Il debito della Francia è molto pesante (115% del Pil) per un debito complessivo di 3.100 miliardi. Si tratta di un debito la cui scadenza è superiore a 10 anni. La metà di questo debito è sottoscritto da stranieri e soprattutto da fondi pensione anglosassoni.

Detto questo, al di là di questi difetti, ci rendiamo conto che i punti neri sono neri perché la sensazione è molto più pesante della realtà. Questo vale per gli stipendi e per tutte le prestazioni sociali. Questo vale ovviamente per l’occupazione, che non è mai stata così forte.

Il sentimento quindi alimenta questo odio nei confronti del presidente e della sua squadra di governo perché il potere non è più rispettato. Gli manca l’autorità e la fiducia dell’opinione pubblica che è alla base del lavoro politico.

Non esiste più alcuna divisione ideologica insolubile in questo Paese, a parte le posizioni insopportabili degli estremisti che mettono in atto sciocchezze islamo-sinistra, sioniste, antisemite o più in generale addirittura razziste.

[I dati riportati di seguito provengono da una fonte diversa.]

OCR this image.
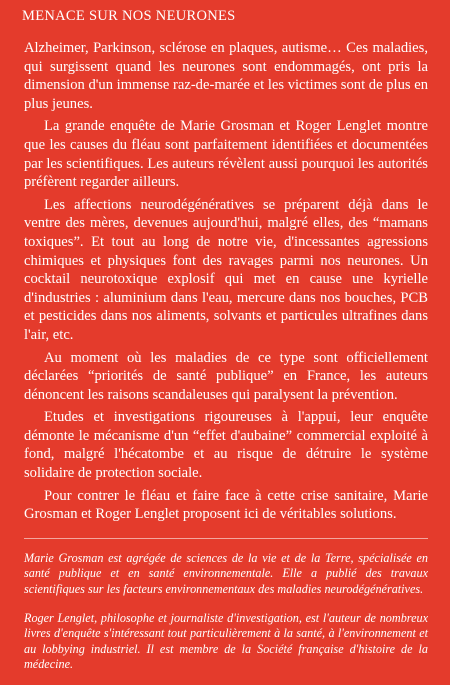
MENACE SUR NOS NEURONES

Alzheimer, Parkinson, sclérose en plaques, autisme… Ces maladies, qui surgissent quand les neurones sont endommagés, ont pris la dimension d'un immense raz-de-marée et les victimes sont de plus en plus jeunes.

La grande enquête de Marie Grosman et Roger Lenglet montre que les causes du fléau sont parfaitement identifiées et documentées par les scientifiques. Les auteurs révèlent aussi pourquoi les autorités préfèrent regarder ailleurs.

Les affections neurodégénératives se préparent déjà dans le ventre des mères, devenues aujourd'hui, malgré elles, des “mamans toxiques”. Et tout au long de notre vie, d'incessantes agressions chimiques et physiques font des ravages parmi nos neurones. Un cocktail neurotoxique explosif qui met en cause une kyrielle d'industries : aluminium dans l'eau, mercure dans nos bouches, PCB et pesticides dans nos aliments, solvants et particules ultrafines dans l'air, etc.

Au moment où les maladies de ce type sont officiellement déclarées “priorités de santé publique” en France, les auteurs dénoncent les raisons scandaleuses qui paralysent la prévention.

Etudes et investigations rigoureuses à l'appui, leur enquête démonte le mécanisme d'un “effet d'aubaine” commercial exploité à fond, malgré l'hécatombe et au risque de détruire le système solidaire de protection sociale.

Pour contrer le fléau et faire face à cette crise sanitaire, Marie Grosman et Roger Lenglet proposent ici de véritables solutions.

Marie Grosman est agrégée de sciences de la vie et de la Terre, spécialisée en santé publique et en santé environnementale. Elle a publié des travaux scientifiques sur les facteurs environnementaux des maladies neurodégénératives.

Roger Lenglet, philosophe et journaliste d'investigation, est l'auteur de nombreux livres d'enquête s'intéressant tout particulièrement à la santé, à l'environnement et au lobbying industriel. Il est membre de la Société française d'histoire de la médecine.
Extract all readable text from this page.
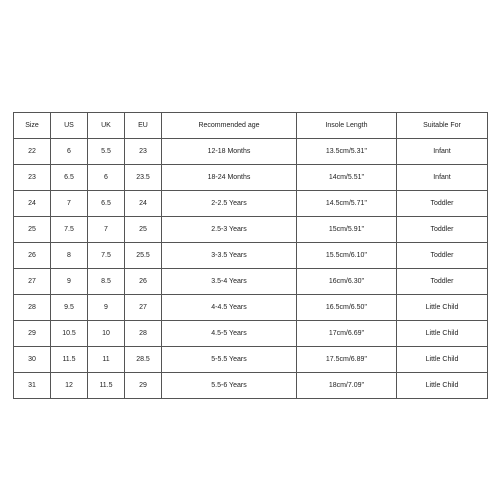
Size	US	UK	EU	Recommended age	Insole Length	Suitable For
22	6	5.5	23	12-18 Months	13.5cm/5.31''	Infant
23	6.5	6	23.5	18-24 Months	14cm/5.51''	Infant
24	7	6.5	24	2-2.5 Years	14.5cm/5.71''	Toddler
25	7.5	7	25	2.5-3 Years	15cm/5.91''	Toddler
26	8	7.5	25.5	3-3.5 Years	15.5cm/6.10''	Toddler
27	9	8.5	26	3.5-4 Years	16cm/6.30''	Toddler
28	9.5	9	27	4-4.5 Years	16.5cm/6.50''	Little Child
29	10.5	10	28	4.5-5 Years	17cm/6.69''	Little Child
30	11.5	11	28.5	5-5.5 Years	17.5cm/6.89''	Little Child
31	12	11.5	29	5.5-6 Years	18cm/7.09''	Little Child
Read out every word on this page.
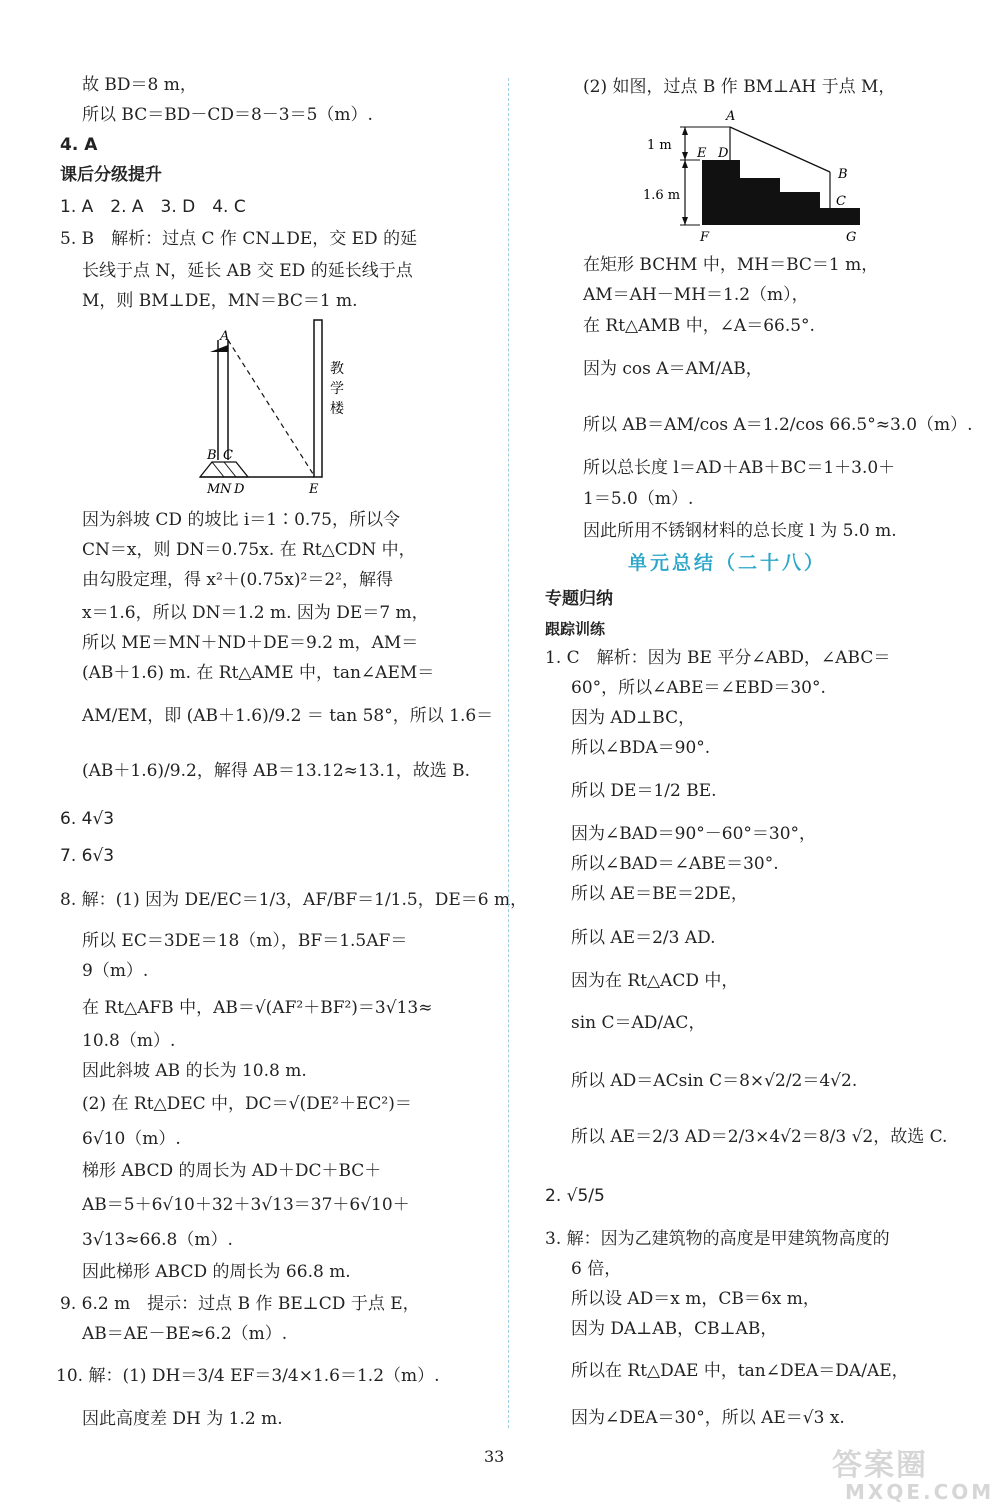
故 BD＝8 m，
所以 BC＝BD－CD＝8－3＝5（m）.
4. A
课后分级提升
1. A　2. A　3. D　4. C
5. B　解析：过点 C 作 CN⊥DE，交 ED 的延
长线于点 N，延长 AB 交 ED 的延长线于点
M，则 BM⊥DE，MN＝BC＝1 m.
A
B C
M N D	E
教
学
楼
因为斜坡 CD 的坡比 i＝1∶0.75，所以令
CN＝x，则 DN＝0.75x. 在 Rt△CDN 中，
由勾股定理，得 x²＋(0.75x)²＝2²，解得
x＝1.6，所以 DN＝1.2 m. 因为 DE＝7 m，
所以 ME＝MN＋ND＋DE＝9.2 m，AM＝
(AB＋1.6) m. 在 Rt△AME 中，tan∠AEM＝
AM/EM，即 (AB＋1.6)/9.2 ＝ tan 58°，所以 1.6＝
(AB＋1.6)/9.2，解得 AB＝13.12≈13.1，故选 B.
6. 4√3
7. 6√3
8. 解：(1) 因为 DE/EC＝1/3，AF/BF＝1/1.5，DE＝6 m，
所以 EC＝3DE＝18（m），BF＝1.5AF＝
9（m）.
在 Rt△AFB 中，AB＝√(AF²＋BF²)＝3√13≈
10.8（m）.
因此斜坡 AB 的长为 10.8 m.
(2) 在 Rt△DEC 中，DC＝√(DE²＋EC²)＝
6√10（m）.
梯形 ABCD 的周长为 AD＋DC＋BC＋
AB＝5＋6√10＋32＋3√13＝37＋6√10＋
3√13≈66.8（m）.
因此梯形 ABCD 的周长为 66.8 m.
9. 6.2 m　提示：过点 B 作 BE⊥CD 于点 E，
AB＝AE－BE≈6.2（m）.
10. 解：(1) DH＝3/4 EF＝3/4×1.6＝1.2（m）.
因此高度差 DH 为 1.2 m.
(2) 如图，过点 B 作 BM⊥AH 于点 M，
1 m
1.6 m
A
E D
B
C
F	G
在矩形 BCHM 中，MH＝BC＝1 m，
AM＝AH－MH＝1.2（m），
在 Rt△AMB 中，∠A＝66.5°.
因为 cos A＝AM/AB，
所以 AB＝AM/cos A＝1.2/cos 66.5°≈3.0（m）.
所以总长度 l＝AD＋AB＋BC＝1＋3.0＋
1＝5.0（m）.
因此所用不锈钢材料的总长度 l 为 5.0 m.
单元总结（二十八）
专题归纳
跟踪训练
1. C　解析：因为 BE 平分∠ABD，∠ABC＝
60°，所以∠ABE＝∠EBD＝30°.
因为 AD⊥BC，
所以∠BDA＝90°.
所以 DE＝1/2 BE.
因为∠BAD＝90°－60°＝30°，
所以∠BAD＝∠ABE＝30°.
所以 AE＝BE＝2DE，
所以 AE＝2/3 AD.
因为在 Rt△ACD 中，
sin C＝AD/AC，
所以 AD＝ACsin C＝8×√2/2＝4√2.
所以 AE＝2/3 AD＝2/3×4√2＝8/3 √2，故选 C.
2. √5/5
3. 解：因为乙建筑物的高度是甲建筑物高度的
6 倍，
所以设 AD＝x m，CB＝6x m，
因为 DA⊥AB，CB⊥AB，
所以在 Rt△DAE 中，tan∠DEA＝DA/AE，
因为∠DEA＝30°，所以 AE＝√3 x.
33	答案圈
MXQE.COM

Esiste tuttavia un appetito condiviso da tutti per la prosperità che sarebbe il prodotto dell’economia di mercato, prima ancora che della lotta per il clima, della gestione dell’immigrazione o anche delle questioni di sovranità.

Ma soprattutto c’è un urgente bisogno di spiegazione e considerazione delle grandi sfide che il Paese e tutti i Paesi europei si trovano ad affrontare. Spetta al presidente fare questo esercizio con i suoi amici (ne deve averne qualcuno), i suoi alleati oggettivi e dovrebbero essere molti. Normalmente . La Francia non è composta solo da due campi pronti a entrare in guerra.